# Shielded Twisted Pair vs Unshielded Twisted Pair



## xmountainxlionx (Jul 18, 2010)

I would be willing to bet that most people use Unshielded Twisted pair(UTP) for their Networking Media, and for most users it is all that is needed.  Now, when we say Shielded or Unshielded what exactly are we talking about?  Here are the two standard versions of UTP and Unshields Twisted Pair(STP):


















As you can see the STP has a layer of metal around each twisted pair (the most common type of STP) which main benefit includes reducing electromagnetic interference, and also reducing the amount of electromagnetic emission.
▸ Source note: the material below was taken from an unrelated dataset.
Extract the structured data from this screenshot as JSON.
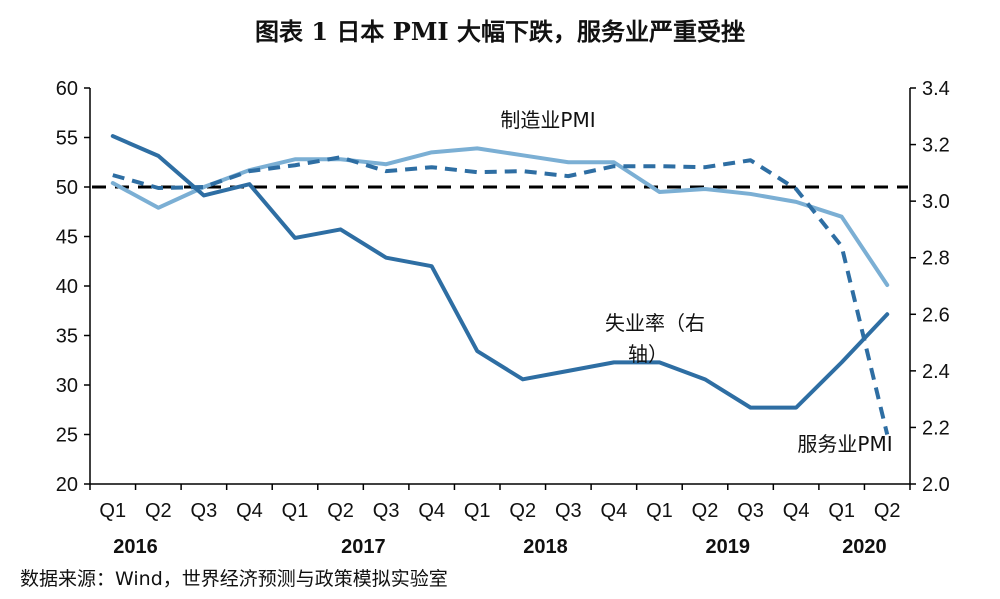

The shielding can also act as a ground for the cable.  I believe its important to mention that whether UTP or STP, if its cat5e, its still going to be 250mhz, and one not faster than the other.  Obviously a good application for STP over UTP would be where every type of security is taken into consideration.  If you don't know what I mean by emissions, take a look at this video.

Compromising emanations

If someone, gets physically close enough to a UTP or STP cable, shielding isn't going to help against this.  But, STP cabling should help against the distance required to read read emissions.  Also if you have a lot of cables run together, that would make it almost impossible for someone to read the emission they want, almost like an encryption...sorta.


More posts at The Spanning Tree


----------



## Hybrid_theory (Jul 19, 2010)

Im told STP has valuable uses in places where there is high interference from equipment, such as a factory of sorts. But like you said if someone wants to steal data from a cable and they have access to that cable, its a done deal.


----------